Opening Prayer

Lord Jesus, as you join me at my table, with each meal, make me aware of your presence and grateful for your abundant provisions for me.

Read LUKE 5:27-39

Jesus Calls Levi and Eats With Sinners

27 After this, Jesus went out and saw a tax collector by the name of Levi sitting at his tax booth. “Follow me,” Jesus said to him, 28 and Levi got up, left everything and followed him.

29 Then Levi held a great banquet for Jesus at his house, and a large crowd of tax collectors and others were eating with them. 30 But the Pharisees and the teachers of the law who belonged to their sect complained to his disciples, “Why do you eat and drink with tax collectors and sinners?”

31 Jesus answered them, “It is not the healthy who need a doctor, but the sick. 32 I have not come to call the righteous, but sinners to repentance.”

Jesus Questioned About Fasting

33 They said to him, “John’s disciples often fast and pray, and so do the disciples of the Pharisees, but yours go on eating and drinking.”

34 Jesus answered, “Can you make the friends of the bridegroom fast while he is with them? 35 But the time will come when the bridegroom will be taken from them; in those days they will fast.”
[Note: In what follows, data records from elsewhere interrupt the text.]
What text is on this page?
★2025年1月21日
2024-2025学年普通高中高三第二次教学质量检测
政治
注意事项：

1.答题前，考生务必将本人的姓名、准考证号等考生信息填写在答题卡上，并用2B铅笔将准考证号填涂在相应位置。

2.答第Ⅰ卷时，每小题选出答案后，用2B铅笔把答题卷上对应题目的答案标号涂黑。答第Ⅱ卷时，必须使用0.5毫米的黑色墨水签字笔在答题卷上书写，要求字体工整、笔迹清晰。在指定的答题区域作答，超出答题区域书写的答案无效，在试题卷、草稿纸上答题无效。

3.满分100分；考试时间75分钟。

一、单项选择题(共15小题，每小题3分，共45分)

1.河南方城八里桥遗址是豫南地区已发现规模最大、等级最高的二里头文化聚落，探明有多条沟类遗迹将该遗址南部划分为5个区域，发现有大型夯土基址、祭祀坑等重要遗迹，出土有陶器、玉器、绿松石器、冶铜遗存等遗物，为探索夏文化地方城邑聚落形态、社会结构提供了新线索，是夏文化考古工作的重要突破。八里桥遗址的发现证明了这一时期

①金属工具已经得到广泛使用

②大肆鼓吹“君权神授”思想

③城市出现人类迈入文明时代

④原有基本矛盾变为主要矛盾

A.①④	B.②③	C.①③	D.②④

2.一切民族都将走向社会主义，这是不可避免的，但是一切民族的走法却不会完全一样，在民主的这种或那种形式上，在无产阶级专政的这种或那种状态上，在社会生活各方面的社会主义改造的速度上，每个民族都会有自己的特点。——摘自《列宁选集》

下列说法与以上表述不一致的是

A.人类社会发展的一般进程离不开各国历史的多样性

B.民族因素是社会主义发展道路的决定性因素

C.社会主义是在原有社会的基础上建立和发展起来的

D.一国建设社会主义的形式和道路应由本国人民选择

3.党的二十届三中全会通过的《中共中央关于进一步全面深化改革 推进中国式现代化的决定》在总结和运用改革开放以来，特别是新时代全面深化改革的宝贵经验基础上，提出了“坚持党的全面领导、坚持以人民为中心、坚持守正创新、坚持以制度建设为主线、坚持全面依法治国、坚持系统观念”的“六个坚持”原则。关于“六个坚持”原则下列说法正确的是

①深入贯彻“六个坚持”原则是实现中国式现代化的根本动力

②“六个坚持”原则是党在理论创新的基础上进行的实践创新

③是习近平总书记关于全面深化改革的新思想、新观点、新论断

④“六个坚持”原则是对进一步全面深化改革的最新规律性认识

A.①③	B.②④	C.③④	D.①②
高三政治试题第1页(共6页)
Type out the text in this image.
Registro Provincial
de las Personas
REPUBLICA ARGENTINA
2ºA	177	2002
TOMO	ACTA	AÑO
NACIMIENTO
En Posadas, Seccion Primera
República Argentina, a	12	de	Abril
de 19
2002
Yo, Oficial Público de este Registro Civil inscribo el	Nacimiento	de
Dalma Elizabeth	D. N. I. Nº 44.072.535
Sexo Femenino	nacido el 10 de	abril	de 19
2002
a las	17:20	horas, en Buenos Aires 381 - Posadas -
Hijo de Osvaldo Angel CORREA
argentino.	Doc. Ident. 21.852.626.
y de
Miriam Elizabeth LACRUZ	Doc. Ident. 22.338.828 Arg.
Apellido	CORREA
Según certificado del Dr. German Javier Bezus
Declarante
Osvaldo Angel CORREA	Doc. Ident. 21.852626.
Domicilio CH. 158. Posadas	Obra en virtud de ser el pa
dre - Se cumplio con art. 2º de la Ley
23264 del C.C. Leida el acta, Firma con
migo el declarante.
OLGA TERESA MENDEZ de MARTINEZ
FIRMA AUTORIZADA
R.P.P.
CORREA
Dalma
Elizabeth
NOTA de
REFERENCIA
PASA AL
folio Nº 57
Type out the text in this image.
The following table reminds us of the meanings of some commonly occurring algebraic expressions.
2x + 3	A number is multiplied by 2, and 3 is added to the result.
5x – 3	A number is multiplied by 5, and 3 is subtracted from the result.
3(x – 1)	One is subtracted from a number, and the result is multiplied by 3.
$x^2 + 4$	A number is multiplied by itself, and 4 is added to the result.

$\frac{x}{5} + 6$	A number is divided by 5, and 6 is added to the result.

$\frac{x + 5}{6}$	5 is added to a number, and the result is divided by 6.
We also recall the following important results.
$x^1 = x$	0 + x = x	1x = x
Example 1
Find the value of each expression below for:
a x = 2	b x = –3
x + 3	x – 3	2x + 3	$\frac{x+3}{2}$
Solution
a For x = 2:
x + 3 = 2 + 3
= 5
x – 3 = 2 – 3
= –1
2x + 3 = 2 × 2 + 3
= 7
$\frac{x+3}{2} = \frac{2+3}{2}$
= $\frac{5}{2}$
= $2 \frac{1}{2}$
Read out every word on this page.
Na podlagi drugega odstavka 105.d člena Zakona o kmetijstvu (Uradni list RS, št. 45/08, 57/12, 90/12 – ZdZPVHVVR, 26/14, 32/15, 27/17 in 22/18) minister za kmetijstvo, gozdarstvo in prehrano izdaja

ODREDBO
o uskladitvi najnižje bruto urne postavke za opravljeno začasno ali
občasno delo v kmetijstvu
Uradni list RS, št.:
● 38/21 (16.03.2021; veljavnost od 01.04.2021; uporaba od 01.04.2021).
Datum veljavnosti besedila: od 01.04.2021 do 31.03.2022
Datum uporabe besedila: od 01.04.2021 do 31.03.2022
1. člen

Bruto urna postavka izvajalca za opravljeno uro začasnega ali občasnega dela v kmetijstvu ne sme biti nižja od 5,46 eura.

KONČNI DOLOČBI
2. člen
36 He told them this parable: “No one tears a piece out of a new garment to patch an old one. Otherwise, they will have torn the new garment, and the patch from the new will not match the old. 37 And no one pours new wine into old wineskins. Otherwise, the new wine will burst the skins; the wine will run out and the wineskins will be ruined. 38 No, new wine must be poured into new wineskins. 39 And no one after drinking old wine wants the new, for they say, ‘The old is better.’”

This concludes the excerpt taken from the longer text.